Beijing, 6 July 2017. China on Thursday stepped up its verbal assault on India, accusing New Delhi of using road construction by China as an excuse for an alleged incursion into Chinese territory, and of militarising its side of the border.

Chinese Foreign Ministry spokesperson Geng Shuang, warned at a daily news briefing that India must pull back its forces to its side of the border in order “to avoid there being an even more serious situation creating even more serious consequences.”

China has said that Indian forces had intruded into the Donglang or Doklam — an area, which according to Chinese interpretation lies undisputedly on its side of the boundary in the Sikkim border area.

The border between Sikkim and Tibet has been delineated based on the 1890 convention between China and Britain.

India, however, has rejected this interpretation, pointing out that the road construction by China would undermine India’s security.

Analysts say that the construction of a new road through the Chumbi valley would further endanger the “Chicken’s Neck”, the narrow corridor that links the north-east with the rest of India.

Bhutan, which has a territorial dispute with Beijing has also underscored that Doklam is a disputed territory, and Bhutan has a written agreement with China that pending the final resolution of the boundary issue, peace and tranquillity should be maintained in the area.

Separately, an editorial on Thursday, in state-run tabloid Global Times, proposed that, “China should lead the international community in restoring Bhutan’s diplomatic and defence sovereignty,” insinuating that India had constrained free expression of Bhutan’s political will.

It also added that “Beijing should reconsider its stance over the Sikkim issue.”

Contesting the Indian view, Mr Geng said that China did not concur with the Indian perception that the road would pose a security risk. He asserted that China had every right to build roads in its own territory.

He added that it was “ridiculous” for India to cross into Chinese territory, on the pretext that China was building a road in that area.

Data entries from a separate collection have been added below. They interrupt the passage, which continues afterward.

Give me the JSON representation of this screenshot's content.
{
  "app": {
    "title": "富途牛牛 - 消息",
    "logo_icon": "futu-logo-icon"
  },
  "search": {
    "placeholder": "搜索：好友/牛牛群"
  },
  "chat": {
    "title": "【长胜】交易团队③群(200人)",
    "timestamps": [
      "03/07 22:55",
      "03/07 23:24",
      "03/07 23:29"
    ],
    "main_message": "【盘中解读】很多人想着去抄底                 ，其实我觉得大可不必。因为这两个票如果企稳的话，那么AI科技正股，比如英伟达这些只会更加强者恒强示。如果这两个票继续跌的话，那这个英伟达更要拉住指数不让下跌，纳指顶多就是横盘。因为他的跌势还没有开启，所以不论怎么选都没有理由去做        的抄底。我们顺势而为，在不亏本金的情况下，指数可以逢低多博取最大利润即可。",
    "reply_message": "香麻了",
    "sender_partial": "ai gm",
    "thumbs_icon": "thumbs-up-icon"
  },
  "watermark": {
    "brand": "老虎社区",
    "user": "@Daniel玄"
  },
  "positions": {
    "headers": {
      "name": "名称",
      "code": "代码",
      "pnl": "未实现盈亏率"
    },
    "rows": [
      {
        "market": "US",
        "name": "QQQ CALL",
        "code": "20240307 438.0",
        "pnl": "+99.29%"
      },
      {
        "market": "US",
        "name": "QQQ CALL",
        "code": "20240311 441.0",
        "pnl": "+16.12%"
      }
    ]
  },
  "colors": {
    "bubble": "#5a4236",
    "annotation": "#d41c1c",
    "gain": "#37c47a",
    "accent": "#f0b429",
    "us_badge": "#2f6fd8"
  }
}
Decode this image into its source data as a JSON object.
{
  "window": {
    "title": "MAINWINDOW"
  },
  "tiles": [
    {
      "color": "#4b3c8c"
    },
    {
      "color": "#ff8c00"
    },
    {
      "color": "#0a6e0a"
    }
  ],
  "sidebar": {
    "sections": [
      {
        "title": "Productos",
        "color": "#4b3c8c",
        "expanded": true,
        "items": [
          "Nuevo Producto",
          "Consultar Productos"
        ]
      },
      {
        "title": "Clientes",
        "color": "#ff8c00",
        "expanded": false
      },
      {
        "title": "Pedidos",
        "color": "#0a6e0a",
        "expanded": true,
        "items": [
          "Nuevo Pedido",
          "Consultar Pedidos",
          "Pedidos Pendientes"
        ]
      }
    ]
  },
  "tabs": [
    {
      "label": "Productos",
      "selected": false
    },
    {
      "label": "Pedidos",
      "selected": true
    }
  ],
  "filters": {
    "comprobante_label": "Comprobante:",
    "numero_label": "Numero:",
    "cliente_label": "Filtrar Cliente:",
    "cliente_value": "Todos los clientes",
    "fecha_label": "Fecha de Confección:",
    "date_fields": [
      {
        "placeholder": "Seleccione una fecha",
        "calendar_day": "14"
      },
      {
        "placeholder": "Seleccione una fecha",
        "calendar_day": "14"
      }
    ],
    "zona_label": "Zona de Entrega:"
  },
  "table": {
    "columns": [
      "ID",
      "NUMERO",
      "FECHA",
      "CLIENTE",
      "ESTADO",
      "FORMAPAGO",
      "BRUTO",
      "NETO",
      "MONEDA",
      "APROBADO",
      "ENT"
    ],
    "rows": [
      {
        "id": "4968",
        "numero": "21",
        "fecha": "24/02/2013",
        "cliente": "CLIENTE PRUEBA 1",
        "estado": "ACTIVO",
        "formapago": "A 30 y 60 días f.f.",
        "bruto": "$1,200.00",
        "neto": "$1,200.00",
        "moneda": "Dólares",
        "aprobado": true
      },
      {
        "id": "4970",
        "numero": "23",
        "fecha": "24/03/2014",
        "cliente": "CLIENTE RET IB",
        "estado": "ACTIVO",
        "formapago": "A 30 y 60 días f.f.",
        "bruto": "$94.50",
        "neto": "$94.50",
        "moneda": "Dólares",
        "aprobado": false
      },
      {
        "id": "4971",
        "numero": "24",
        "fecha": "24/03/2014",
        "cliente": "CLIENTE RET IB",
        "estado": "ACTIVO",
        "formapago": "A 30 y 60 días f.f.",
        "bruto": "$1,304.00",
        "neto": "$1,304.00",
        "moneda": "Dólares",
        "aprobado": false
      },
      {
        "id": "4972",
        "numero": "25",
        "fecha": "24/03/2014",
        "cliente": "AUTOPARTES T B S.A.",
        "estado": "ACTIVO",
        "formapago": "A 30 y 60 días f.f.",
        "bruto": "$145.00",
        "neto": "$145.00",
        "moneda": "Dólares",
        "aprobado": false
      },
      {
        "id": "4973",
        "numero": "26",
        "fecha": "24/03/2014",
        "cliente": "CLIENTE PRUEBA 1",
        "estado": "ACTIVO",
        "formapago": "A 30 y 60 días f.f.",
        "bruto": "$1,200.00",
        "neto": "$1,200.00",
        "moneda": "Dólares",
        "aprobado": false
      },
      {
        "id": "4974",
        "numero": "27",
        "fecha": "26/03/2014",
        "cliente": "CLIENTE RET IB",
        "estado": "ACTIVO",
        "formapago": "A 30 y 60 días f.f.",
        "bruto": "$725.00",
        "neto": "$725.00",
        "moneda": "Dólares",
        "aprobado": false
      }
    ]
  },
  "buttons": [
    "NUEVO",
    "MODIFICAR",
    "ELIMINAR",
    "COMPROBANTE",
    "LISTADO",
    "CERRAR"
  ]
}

“Over the past few years it’s actually been India that has in the Sikkim sector of the China-India border who has been building a great number of facilities and deploying a large number of forces, apart from fortifying some areas. I don’t know whether India has considered China’s security concerns while doing these things.”

However, in an interview with The Hindu, Hu Shisheng, Director of the Institute of South and Southeast Asian and Oceanian Studies at the China Institutes of Contemporary International Relations, acknowledged that, “In the past Indian side left behind infrastructure construction because one of the lessons of the 1962 war (was) not (to) build infrastructure.

Anyway, for many years in the past, China has been building infrastructure extending to the frontier regions. So my personal understanding that this is (road construction in Donglang) one part of the effort.”